Wow, I cannot believe that I have neglected to post here @ my Big Data site since December! My apologies for the delay, it was kind of a wild & crazy holiday season this year.
Anyway, I’m going to get things kicked off this year with a nice little buzzword guide for my Big Data readers, who are looking for a consolidated listing of definitions of the terms & phrases that you tend to hear over & over again in the Big Data world. Hopefully this helps to put things into context and gives you a better picture of how things all play together in a Big Data project. Enjoy! Best, Mark
- Big Data: Think 3 v’s, unstructured data, data that is not currently managed in DW. This is the data that companies need to do game-changing analytics.

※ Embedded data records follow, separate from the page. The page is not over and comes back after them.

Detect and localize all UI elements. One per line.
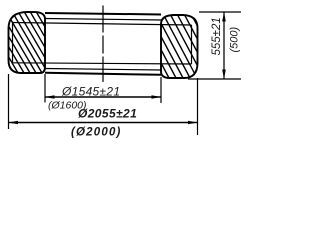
svg-text:555±21: 555±21 [211,17,223,55]
svg-text:Ø2055±21: Ø2055±21 [78,107,137,121]
svg-text:(Ø2000): (Ø2000) [71,127,122,139]
svg-text:(500): (500) [229,26,241,52]
svg-text:Ø1545±21: Ø1545±21 [61,85,120,99]
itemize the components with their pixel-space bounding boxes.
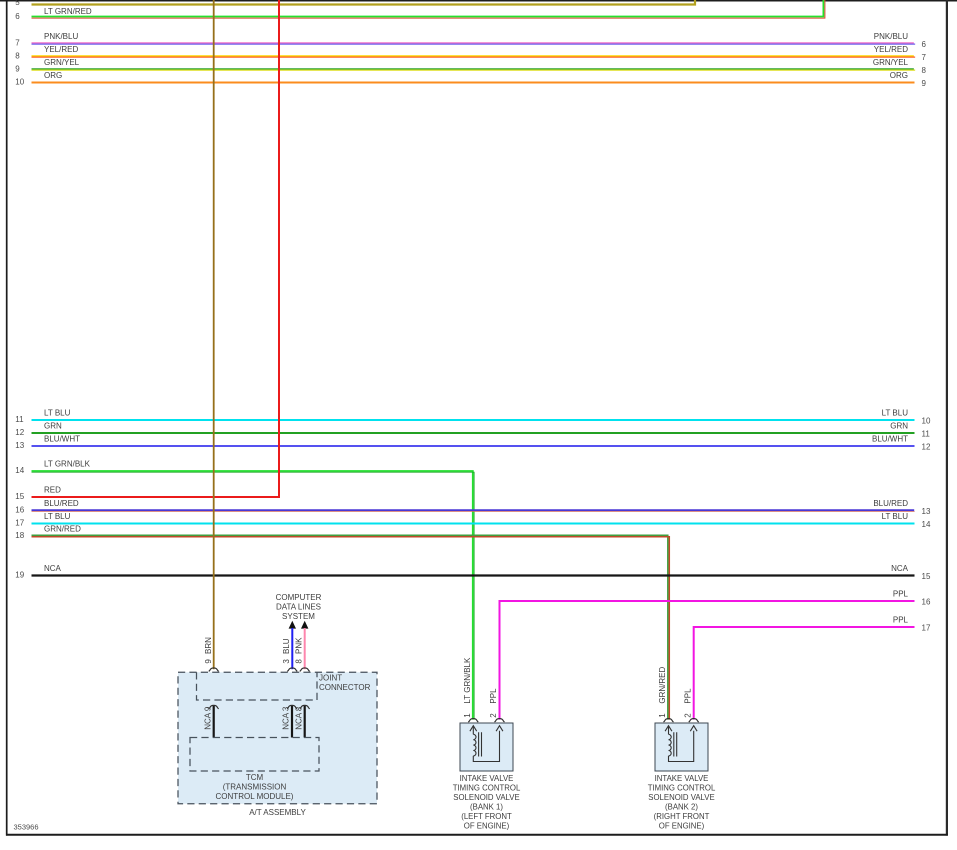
solenoid valve box U2 (460, 723, 513, 771)
label PPL pin 2 (683, 688, 692, 718)
svg-text:YEL/RED: YEL/RED (44, 45, 78, 54)
connector arc below joint connector x=304.7 (300, 705, 310, 708)
connector arc at assembly entry x=213.7 (209, 668, 219, 671)
svg-text:11: 11 (922, 429, 931, 438)
svg-text:1: 1 (463, 713, 472, 718)
svg-text:(BANK 2): (BANK 2) (665, 803, 698, 812)
svg-text:OF ENGINE): OF ENGINE) (464, 822, 510, 831)
svg-text:LT BLU: LT BLU (44, 512, 71, 521)
label BRN pin 9 (204, 637, 213, 664)
svg-text:GRN: GRN (890, 422, 908, 431)
label PPL pin 2 (489, 688, 498, 718)
wire 17 LT BLU (15, 512, 931, 529)
svg-text:CONNECTOR: CONNECTOR (319, 683, 371, 692)
svg-text:(RIGHT FRONT: (RIGHT FRONT (654, 812, 710, 821)
wire 8 YEL/RED (15, 45, 926, 62)
label GRN/RED pin 1 (658, 666, 667, 717)
svg-text:PPL: PPL (893, 616, 909, 625)
connector arc pin 2 of U3 (689, 719, 699, 722)
svg-text:SYSTEM: SYSTEM (282, 612, 315, 621)
svg-text:2: 2 (683, 713, 692, 718)
wire PPL (right 17, down to solenoid 2 pin 2) (694, 616, 931, 720)
connector arc pin 2 of U2 (495, 719, 505, 722)
svg-text:A/T ASSEMBLY: A/T ASSEMBLY (249, 808, 306, 817)
arrow up PNK (301, 621, 308, 629)
connector arc below joint connector x=292.0 (287, 705, 297, 708)
wire NCA 9 (203, 706, 213, 738)
svg-text:PNK/BLU: PNK/BLU (874, 32, 908, 41)
svg-text:BLU: BLU (282, 638, 291, 654)
svg-text:12: 12 (922, 442, 931, 451)
svg-text:PPL: PPL (683, 688, 692, 704)
svg-text:INTAKE VALVE: INTAKE VALVE (655, 774, 709, 783)
wire BRN (from top to joint connector) (213, 0, 215, 669)
svg-text:(TRANSMISSION: (TRANSMISSION (223, 783, 287, 792)
svg-text:8: 8 (922, 66, 927, 75)
svg-text:TIMING CONTROL: TIMING CONTROL (453, 784, 521, 793)
svg-text:ORG: ORG (44, 71, 62, 80)
svg-text:PPL: PPL (489, 688, 498, 704)
svg-text:GRN/YEL: GRN/YEL (873, 58, 909, 67)
svg-text:9: 9 (15, 65, 20, 74)
svg-text:GRN/YEL: GRN/YEL (44, 58, 80, 67)
wire 6 LT GRN/RED (to top) (15, 0, 825, 21)
caption solenoid U2 (453, 774, 521, 831)
label PNK pin 8 (294, 637, 303, 664)
svg-text:17: 17 (922, 623, 931, 632)
svg-text:LT BLU: LT BLU (882, 512, 909, 521)
caption solenoid U3 (648, 774, 716, 831)
wire 19 NCA (15, 564, 931, 581)
svg-text:CONTROL MODULE): CONTROL MODULE) (216, 792, 294, 801)
arrow up BLU (289, 621, 296, 629)
connector arc below joint connector x=213.7 (209, 705, 219, 708)
svg-text:BLU/WHT: BLU/WHT (872, 435, 908, 444)
svg-text:GRN/RED: GRN/RED (658, 666, 667, 703)
svg-text:BLU/RED: BLU/RED (873, 499, 908, 508)
svg-text:6: 6 (922, 40, 927, 49)
TCM box (190, 738, 319, 802)
svg-text:17: 17 (15, 519, 24, 528)
svg-text:(LEFT FRONT: (LEFT FRONT (461, 812, 512, 821)
svg-text:6: 6 (15, 12, 20, 21)
svg-text:13: 13 (922, 507, 931, 516)
svg-text:NCA 8: NCA 8 (294, 706, 303, 730)
connector arc pin 1 of U3 (664, 719, 674, 722)
svg-text:5: 5 (15, 0, 20, 7)
svg-text:10: 10 (15, 78, 24, 87)
svg-text:19: 19 (15, 571, 24, 580)
svg-text:3: 3 (282, 659, 291, 664)
solenoid valve box U3 (655, 723, 708, 771)
svg-text:ORG: ORG (890, 71, 908, 80)
svg-text:NCA 3: NCA 3 (282, 706, 291, 730)
svg-text:RED: RED (44, 486, 61, 495)
svg-text:LT BLU: LT BLU (882, 409, 909, 418)
svg-text:15: 15 (15, 492, 24, 501)
svg-text:14: 14 (922, 520, 931, 529)
svg-text:1: 1 (658, 713, 667, 718)
svg-text:(BANK 1): (BANK 1) (470, 803, 503, 812)
wire 14 LT GRN/BLK (down to solenoid 1 pin 1) (15, 460, 474, 720)
svg-text:YEL/RED: YEL/RED (874, 45, 908, 54)
wire PNK (304, 628, 306, 669)
wire PPL (right 16, down to solenoid 1 pin 2) (500, 590, 931, 720)
svg-text:353966: 353966 (14, 822, 39, 831)
wire 7 PNK/BLU (15, 32, 926, 49)
svg-text:GRN: GRN (44, 422, 62, 431)
wire 13 BLU/WHT (15, 435, 931, 452)
svg-text:PPL: PPL (893, 590, 909, 599)
solenoid U3 internal coil (665, 726, 697, 762)
svg-text:BRN: BRN (204, 637, 213, 654)
svg-text:JOINT: JOINT (319, 674, 342, 683)
connector arc at assembly entry x=292.3 (287, 668, 297, 671)
svg-text:LT BLU: LT BLU (44, 409, 71, 418)
svg-text:2: 2 (489, 713, 498, 718)
A/T assembly box (178, 672, 377, 817)
svg-text:11: 11 (15, 415, 24, 424)
svg-text:PNK/BLU: PNK/BLU (44, 32, 78, 41)
svg-text:18: 18 (15, 531, 24, 540)
svg-text:14: 14 (15, 466, 24, 475)
wire 9 GRN/YEL (15, 58, 926, 75)
svg-text:12: 12 (15, 428, 24, 437)
svg-text:9: 9 (204, 659, 213, 664)
svg-text:13: 13 (15, 441, 24, 450)
svg-text:DATA LINES: DATA LINES (276, 603, 321, 612)
wire NCA 3 (282, 706, 292, 738)
svg-text:BLU/WHT: BLU/WHT (44, 435, 80, 444)
wire 10 ORG (15, 71, 926, 88)
wire 11 LT BLU (15, 409, 931, 426)
svg-text:10: 10 (922, 416, 931, 425)
svg-text:16: 16 (922, 597, 931, 606)
wire 18 GRN/RED (down to solenoid 2 pin 1) (15, 525, 669, 720)
label BLU pin 3 (282, 638, 291, 663)
svg-text:BLU/RED: BLU/RED (44, 499, 79, 508)
svg-text:SOLENOID VALVE: SOLENOID VALVE (453, 793, 519, 802)
svg-text:8: 8 (294, 659, 303, 664)
figure number (14, 822, 39, 831)
svg-text:LT GRN/BLK: LT GRN/BLK (44, 460, 91, 469)
svg-text:8: 8 (15, 52, 20, 61)
label LT GRN/BLK pin 1 (463, 657, 472, 718)
wire 5 DK YEL (to top) (15, 0, 695, 7)
svg-text:NCA: NCA (891, 564, 909, 573)
connector arc at assembly entry x=304.7 (300, 668, 310, 671)
wire 15 RED (up to top) (15, 0, 279, 501)
svg-text:7: 7 (15, 39, 20, 48)
svg-text:LT GRN/RED: LT GRN/RED (44, 7, 92, 16)
svg-text:PNK: PNK (294, 637, 303, 654)
svg-text:9: 9 (922, 79, 927, 88)
svg-text:15: 15 (922, 572, 931, 581)
svg-text:16: 16 (15, 506, 24, 515)
svg-text:COMPUTER: COMPUTER (276, 593, 322, 602)
computer data lines system node (276, 593, 322, 621)
svg-text:TIMING CONTROL: TIMING CONTROL (648, 784, 716, 793)
connector arc pin 1 of U2 (468, 719, 478, 722)
svg-text:SOLENOID VALVE: SOLENOID VALVE (648, 793, 714, 802)
wire BLU (291, 628, 293, 669)
wire 12 GRN (15, 422, 930, 439)
svg-text:LT GRN/BLK: LT GRN/BLK (463, 657, 472, 704)
svg-text:NCA: NCA (44, 564, 62, 573)
wire NCA 8 (294, 706, 304, 738)
svg-text:GRN/RED: GRN/RED (44, 525, 81, 534)
svg-text:INTAKE VALVE: INTAKE VALVE (460, 774, 514, 783)
svg-text:NCA 9: NCA 9 (203, 706, 212, 730)
wire 16 BLU/RED (15, 499, 931, 516)
svg-text:7: 7 (922, 53, 927, 62)
svg-text:TCM: TCM (246, 773, 264, 782)
joint connector box U1 (197, 672, 371, 700)
svg-text:OF ENGINE): OF ENGINE) (659, 822, 705, 831)
solenoid U2 internal coil (470, 726, 503, 762)
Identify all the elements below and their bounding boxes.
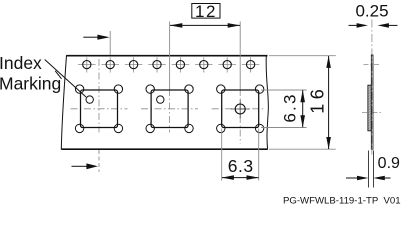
- sprocket hole 1: [78, 57, 96, 72]
- carrier tape torn right edge: [266, 55, 268, 149]
- pocket P2 outline: [146, 85, 193, 133]
- pocket P1 centerlines: [71, 59, 128, 172]
- svg-text:12: 12: [195, 2, 217, 21]
- svg-text:PG-WFWLB-119-1-TP: PG-WFWLB-119-1-TP: [283, 195, 378, 206]
- pocket P3 centerlines: [212, 89, 265, 144]
- pocket P2 index marking circle: [157, 96, 164, 103]
- svg-text:Index: Index: [0, 53, 42, 73]
- side view sprocket row center mark: [364, 64, 381, 66]
- svg-text:16: 16: [308, 85, 328, 114]
- carrier tape torn left edge: [61, 55, 66, 149]
- svg-text:0.25: 0.25: [355, 2, 388, 21]
- carrier tape bottom edge: [62, 148, 268, 150]
- dimension 6.3 pocket length (right, vertical): [261, 90, 307, 128]
- side view tape film: [371, 55, 373, 149]
- svg-text:V01: V01: [384, 195, 401, 206]
- svg-text:6.3: 6.3: [228, 156, 254, 176]
- sprocket hole 5: [172, 57, 190, 72]
- svg-text:6.3: 6.3: [280, 92, 299, 122]
- svg-text:Marking: Marking: [0, 73, 61, 93]
- dimension 0.25 tape thickness: [349, 2, 398, 28]
- dimension 6.3 pocket width (bottom): [222, 129, 259, 181]
- svg-text:0.9: 0.9: [378, 155, 400, 172]
- feed arrow at pocket P1 centerline: [72, 163, 98, 169]
- dimension 16 tape width: [269, 56, 336, 150]
- torn edge stroke: [55, 71, 61, 79]
- side view pocket center mark: [362, 111, 382, 113]
- sprocket hole 6: [195, 57, 213, 72]
- dimension 0.9 pocket depth: [346, 151, 400, 188]
- pocket P1 outline: [75, 85, 122, 133]
- pocket P3 outline: [217, 85, 264, 133]
- sprocket hole 2: [101, 57, 119, 72]
- pocket P2 centerlines: [141, 89, 198, 133]
- sprocket hole 8: [242, 57, 260, 72]
- pocket P1 index marking circle: [86, 96, 93, 103]
- dimension 12 pocket pitch: [170, 2, 241, 89]
- feed arrow at sprocket hole 2: [83, 31, 110, 55]
- side view centerline: [371, 20, 373, 155]
- carrier tape top edge: [67, 55, 268, 57]
- leader line: [45, 60, 86, 98]
- side view pocket bulge hatched: [368, 85, 371, 131]
- sprocket hole 7: [218, 57, 236, 72]
- sprocket hole 4: [148, 57, 166, 72]
- sprocket hole 3: [125, 57, 143, 72]
- pocket P3 center hole: [231, 100, 250, 119]
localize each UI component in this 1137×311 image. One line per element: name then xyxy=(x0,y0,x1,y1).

- Big Data Analytics: Business insights gained from mining Big Data to transform business processes. The different between business analytics and Big Data Analytics is that in the Big Data world, we are surfacing new and complex data that was not available to the business before for analysis.
- Columnar: Column-oriented databases that are used in Big Data scenarios because of their speed and compression capabilities, i.e. HP Vertica, HBase
- Hadoop: Apache open-source framework for Big Data processing. Made up of multiple components. The leading Big Data platform. Marketed by Couldera & Hortonworks.
- In-memory DB: A database that resides fully in memory, eliminating IO bottlenecks. Very important in Big Data Analytics systems. I.e. Microsoft PowerPivot, SSAS 2012, SAP HANA
- MapReduce: Distributed data programming and processing framework. A key aspect of processing Big Data is using a MapReduce framework across distributed clusters of commodity servers. Available as open source in the Hadoop framework and in various Hadoop distribution flavors.
- MPP: Massively Parallel Processing database engine, mostly used for data warehouse & BI workloads. I.e. SQL Server PDW, IBM Netezza, Teradata
- NoSQL: Key-value data store for quick eventual-ACID schemaless database writes. Big Data systems will use these to store data coming in from sources that dump large amounts of data quickly, i.e. Cassandra, MongoDB.